“In tight markets, poor and middle-class households are forced to compete with one another for scarce homes. So new market-rate housing eases that competition, even if the poor are not the ones living in it. Over time, new housing also filters down to the more affordable supply, because housing becomes less desirable as it ages. That means the luxury housing being built today will contribute to the middle-class supply 30 years from now; it means today’s middle-class housing was luxury housing 30 years ago.”
“When presented last month with Residocracy’s “Land Use Voter Empowerment” initiative (LUVE), the council requested a Section 9212 report, which it received from city staff last week. The council will consider the report at its meeting tomorrow night.

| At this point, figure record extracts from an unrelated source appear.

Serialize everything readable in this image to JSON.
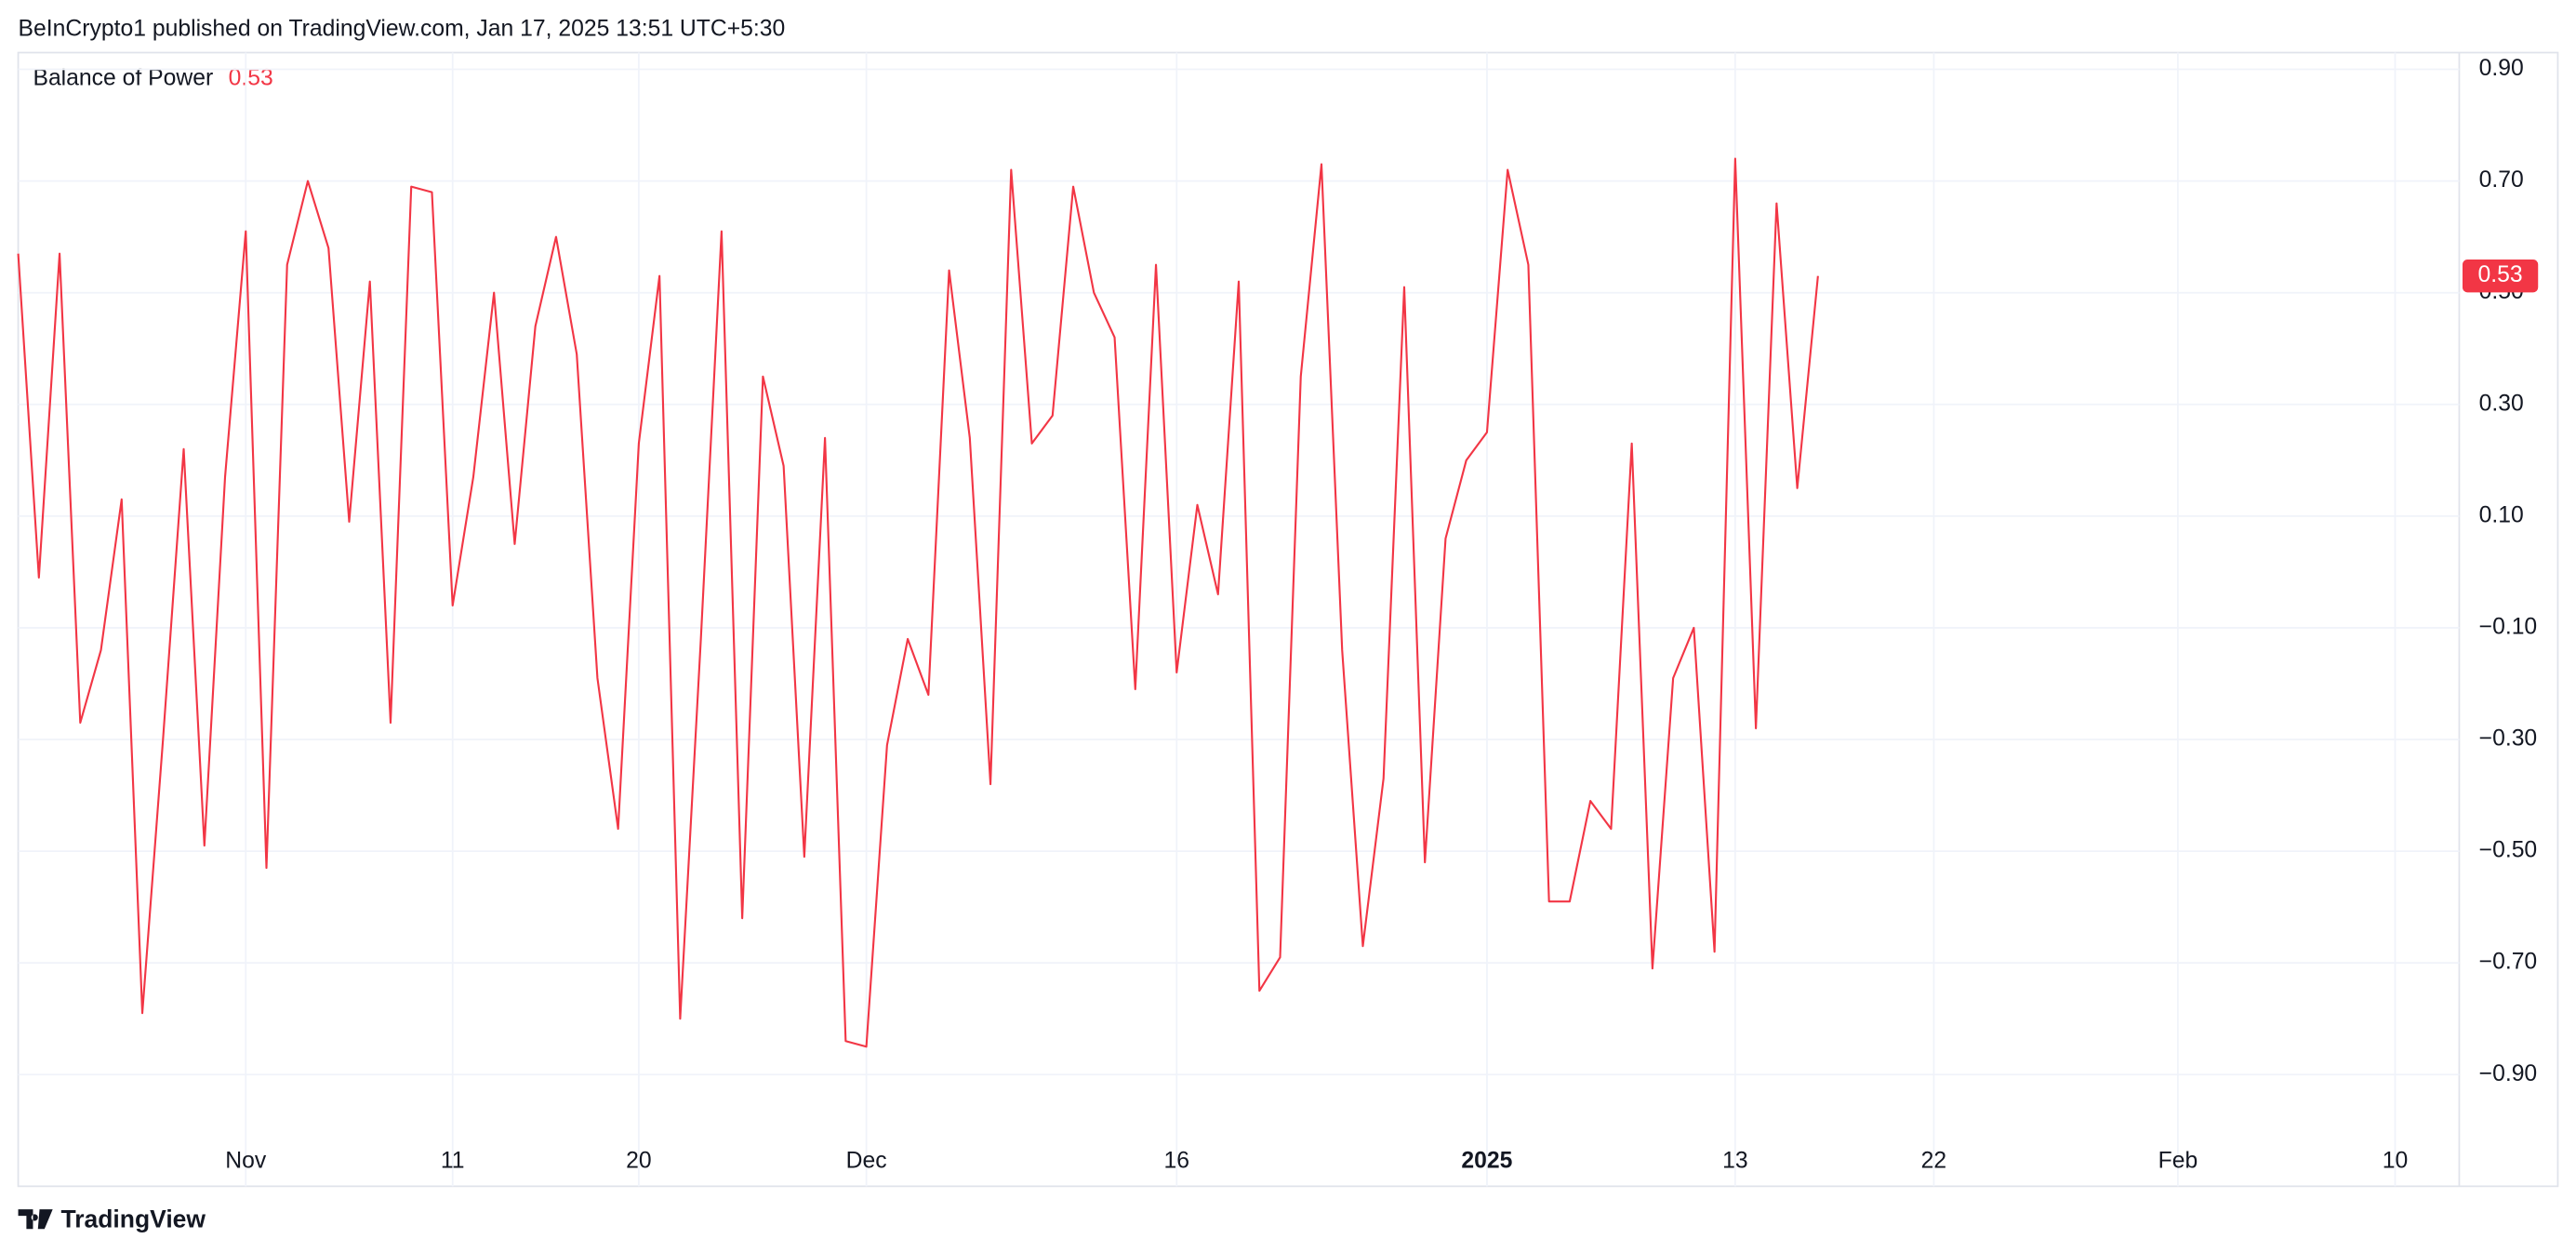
{
  "header": {
    "published": "BeInCrypto1 published on TradingView.com, Jan 17, 2025 13:51 UTC+5:30"
  },
  "footer": {
    "brand": "TradingView"
  },
  "chart_data": {
    "type": "line",
    "title": "Balance of Power",
    "color": "#f23645",
    "grid": true,
    "values": [
      0.57,
      -0.01,
      0.57,
      -0.27,
      -0.14,
      0.13,
      -0.79,
      -0.3,
      0.22,
      -0.49,
      0.17,
      0.61,
      -0.53,
      0.55,
      0.7,
      0.58,
      0.09,
      0.52,
      -0.27,
      0.69,
      0.68,
      -0.06,
      0.17,
      0.5,
      0.05,
      0.44,
      0.6,
      0.39,
      -0.19,
      -0.46,
      0.23,
      0.53,
      -0.8,
      -0.12,
      0.61,
      -0.62,
      0.35,
      0.19,
      -0.51,
      0.24,
      -0.84,
      -0.85,
      -0.31,
      -0.12,
      -0.22,
      0.54,
      0.24,
      -0.38,
      0.72,
      0.23,
      0.28,
      0.69,
      0.5,
      0.42,
      -0.21,
      0.55,
      -0.18,
      0.12,
      -0.04,
      0.52,
      -0.75,
      -0.69,
      0.35,
      0.73,
      -0.14,
      -0.67,
      -0.37,
      0.51,
      -0.52,
      0.06,
      0.2,
      0.25,
      0.72,
      0.55,
      -0.59,
      -0.59,
      -0.41,
      -0.46,
      0.23,
      -0.71,
      -0.19,
      -0.1,
      -0.68,
      0.74,
      -0.28,
      0.66,
      0.15,
      0.53
    ],
    "xlim": [
      0,
      118
    ],
    "xticks": [
      {
        "value": 11,
        "label": "Nov"
      },
      {
        "value": 21,
        "label": "11"
      },
      {
        "value": 30,
        "label": "20"
      },
      {
        "value": 41,
        "label": "Dec"
      },
      {
        "value": 56,
        "label": "16"
      },
      {
        "value": 71,
        "label": "2025"
      },
      {
        "value": 83,
        "label": "13"
      },
      {
        "value": 92.6,
        "label": "22"
      },
      {
        "value": 104.4,
        "label": "Feb"
      },
      {
        "value": 114.9,
        "label": "10"
      }
    ],
    "ylim": [
      -1.1,
      0.93
    ],
    "yticks": [
      {
        "value": 0.9,
        "label": "0.90"
      },
      {
        "value": 0.7,
        "label": "0.70"
      },
      {
        "value": 0.5,
        "label": "0.50"
      },
      {
        "value": 0.3,
        "label": "0.30"
      },
      {
        "value": 0.1,
        "label": "0.10"
      },
      {
        "value": -0.1,
        "label": "−0.10"
      },
      {
        "value": -0.3,
        "label": "−0.30"
      },
      {
        "value": -0.5,
        "label": "−0.50"
      },
      {
        "value": -0.7,
        "label": "−0.70"
      },
      {
        "value": -0.9,
        "label": "−0.90"
      }
    ]
  }
}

The 65-page report is negative about LUVE, which would, in general but with some exceptions, require voter approval of new construction taller than 32 feet. The report finds not only that LUVE would have many negative unintended consequences, such as making post-earthquake reconstruction problematic, but also that LUVE would have a negative impact on its ostensible intended consequences, such as preventing worsening traffic congestion and gentrification.”

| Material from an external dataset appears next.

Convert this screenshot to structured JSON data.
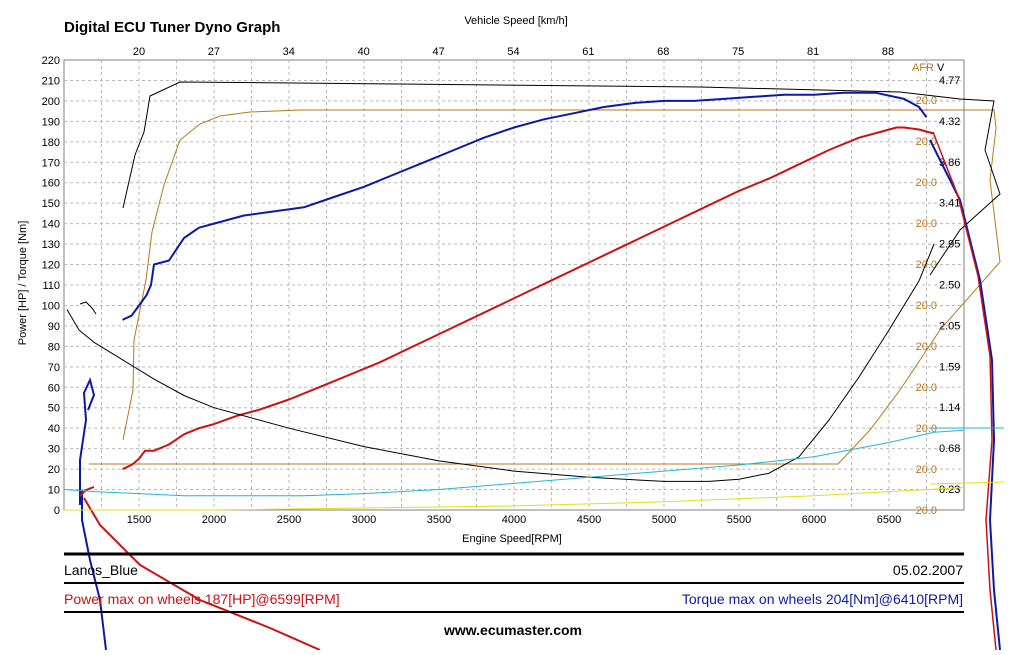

“The use of referenda is especially inappropriate in this case given the complexity of zoning issues and urban planning. Research into direct democracy from Switzerland suggests that voters with less education are more likely to reject complex propositions or not vote at all; it is difficult for most voters to calculate the benefits and costs to them of complex propositions like general plans, specific plans and development proposals. In the case of LUVE, is the average voter expected to review construction plans and read through thousands of pages of CEQA documents in order to come to an informed decision?”